There are millions of little things to think about when designing a space in your home, and one of the most important aspects to hammer down is how to balance function and design. Where do you start when redesigning the look of a room? How important is high performance in things like appliances? How do you determine if something beautiful is also usable?
These are all important questions, and to get answers, we sat down with Rafael Rexach, Kohler’s Design Studio Manager for Smart Home and Emerging Ventures. We knew Rexach was the right person to chat with: He heads up a lot of the design and innovation that happens at Kohler. So before you start swinging hammers and ordering faucets, check out this practical advice from a pro.
Pinpointing your own style can be one of the biggest hurdles to designing a space. There are so many phrases, movements, and trends floating around that Rexach says you need to start the process by looking at images, not words. This will help you find your own style, so you won’t get tripped up by phrases, and end up saying ‘minimalist’ when you really mean ‘traditional.’
With that in mind, match pictures to the visions you have in your head to make sure you’re not asking for the wrong things when you start planning — which could lead to both a mismatched overall design and products that just don’t function well together. You may love the way that new appliance looks, but if it doesn’t complement the other pieces in the room — or if there are any redundancies in their performance — you’ll regret your purchase later. Rexach recommends Pinterest as a way to collect, sort, and define your own personal style. By creating a visual “mood board” for your home design project, your varied tastes will coalesce into something unified, and everything in your new space will look good and work great together.
“Follow a design process,” Rexach adamantly recommends, “and cultivate divergent thoughts.” What’s that? Rexach says divergent thinking “helps you step back from your first thought assumptions and makes you really question the possibilities” of your space and the products you want to use. It also means looking at the space you’ll be designing as a blank canvas, and pushing yourself to imagine as many different conceivable layouts, styles, and decorative flourishes as possible, not just the ones that are easy or common.
What do you want to experience with the space, and how can layout, design styles, color selection, and more impact that experience? What are the important functional needs of the space, and will those needs change as you age?
“Giving these ideas time to settle in your head allows time for you to make the right connections and get your design plan well formulated,” Rexach says. This way, you’ll move into your next stages of design knowing you’ve thought through all the options. This will save you lots of “what if?” angst, and if you’re prone to backtracking on your ideas, it could also save you time and money.
When starting a new home design project it’s easy to get swept up by the look of products — from in vogue lighting fixtures to new types of house paint.

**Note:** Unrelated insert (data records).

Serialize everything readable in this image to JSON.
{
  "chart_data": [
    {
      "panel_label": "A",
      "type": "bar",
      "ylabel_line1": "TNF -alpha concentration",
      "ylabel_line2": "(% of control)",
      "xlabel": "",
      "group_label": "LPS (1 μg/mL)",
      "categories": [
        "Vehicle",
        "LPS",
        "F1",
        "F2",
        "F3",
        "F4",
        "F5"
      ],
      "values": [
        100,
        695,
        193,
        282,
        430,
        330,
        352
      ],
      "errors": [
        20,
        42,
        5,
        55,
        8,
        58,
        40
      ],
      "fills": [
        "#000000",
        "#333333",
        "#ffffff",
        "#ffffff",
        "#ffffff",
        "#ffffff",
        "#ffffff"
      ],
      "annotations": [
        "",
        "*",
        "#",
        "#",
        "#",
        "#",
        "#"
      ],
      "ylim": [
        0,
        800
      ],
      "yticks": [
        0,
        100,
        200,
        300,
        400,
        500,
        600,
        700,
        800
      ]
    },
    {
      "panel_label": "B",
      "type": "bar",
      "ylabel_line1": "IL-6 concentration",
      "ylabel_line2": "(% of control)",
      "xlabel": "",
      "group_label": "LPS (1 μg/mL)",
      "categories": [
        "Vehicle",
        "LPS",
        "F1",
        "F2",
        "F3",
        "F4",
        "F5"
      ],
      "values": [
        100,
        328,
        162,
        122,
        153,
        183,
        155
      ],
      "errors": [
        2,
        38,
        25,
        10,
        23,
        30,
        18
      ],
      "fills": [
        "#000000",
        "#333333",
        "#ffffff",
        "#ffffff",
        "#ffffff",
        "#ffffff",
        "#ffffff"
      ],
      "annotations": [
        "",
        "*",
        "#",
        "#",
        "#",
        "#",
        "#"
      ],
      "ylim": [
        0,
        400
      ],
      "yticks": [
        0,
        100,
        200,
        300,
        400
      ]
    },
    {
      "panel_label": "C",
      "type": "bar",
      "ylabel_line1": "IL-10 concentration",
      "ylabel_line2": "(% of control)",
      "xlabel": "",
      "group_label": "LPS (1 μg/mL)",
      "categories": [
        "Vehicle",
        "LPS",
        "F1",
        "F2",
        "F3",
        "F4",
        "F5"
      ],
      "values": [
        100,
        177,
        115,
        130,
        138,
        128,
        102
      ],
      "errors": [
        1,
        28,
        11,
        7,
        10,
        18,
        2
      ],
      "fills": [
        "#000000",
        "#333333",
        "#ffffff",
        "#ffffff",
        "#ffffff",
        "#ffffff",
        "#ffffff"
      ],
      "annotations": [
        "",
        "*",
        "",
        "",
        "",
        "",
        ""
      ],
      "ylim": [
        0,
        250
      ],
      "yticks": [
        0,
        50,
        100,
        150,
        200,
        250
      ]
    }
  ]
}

But Rexach recommends being more discerning with your purchases and doing some research into the quality of what you’re buying. “I curate a little too much, so my home is full of brands that I value, quality levels that I value, beautiful color, material, and finishes.”
Rexach recommends home designers do the same, developing a keen eye for shortcuts and shoddy work instead of falling in love with the visuals in any given product. “As a designer I can look at products and instantly see if the manufacturer compromised. I can see where they skimped and cost-reduced.”
While Rexach was showing off the new line of Kohler Konnect products at CES, like the KOHLER Verdera Voice Lighted Mirror and the KOHLER Sensate Touchless Faucet, people kept coming up to him and saying they’d never thought of extending their smart home into the bathroom. For many, it’s a place where function and decor each have their own lanes they need to stay in, and no one ever thinks of connectivity.
But this is another area where design and function are merging, and Rexach thinks we’ll soon see smart homes where every room is connected except the bathroom. To avoid leaving your bathroom in the lurch, seek out useful, connected bathroom products that look visually striking and still add a seamless overarching design throughout your house.
As exciting as it is to design a new space, Rexach advises against moving too quickly. “Planning helps with timing, planning helps with cost, don’t rush into it,” he explains. Be like Rexach, who admits he’s “a very methodical plan-oriented person, and I get a little antsy when I don’t know the exact details of things.” Think about how everything — furniture, paint, appliances, products — will look and work together in a room before purchasing them piecemeal.
Likewise, if you’re considering smart home technology, make sure you invest in platform-agnostic technology like Kohler Konnect which works in conjunction with Alexa, Google, HomeKit, and other types of smart home systems.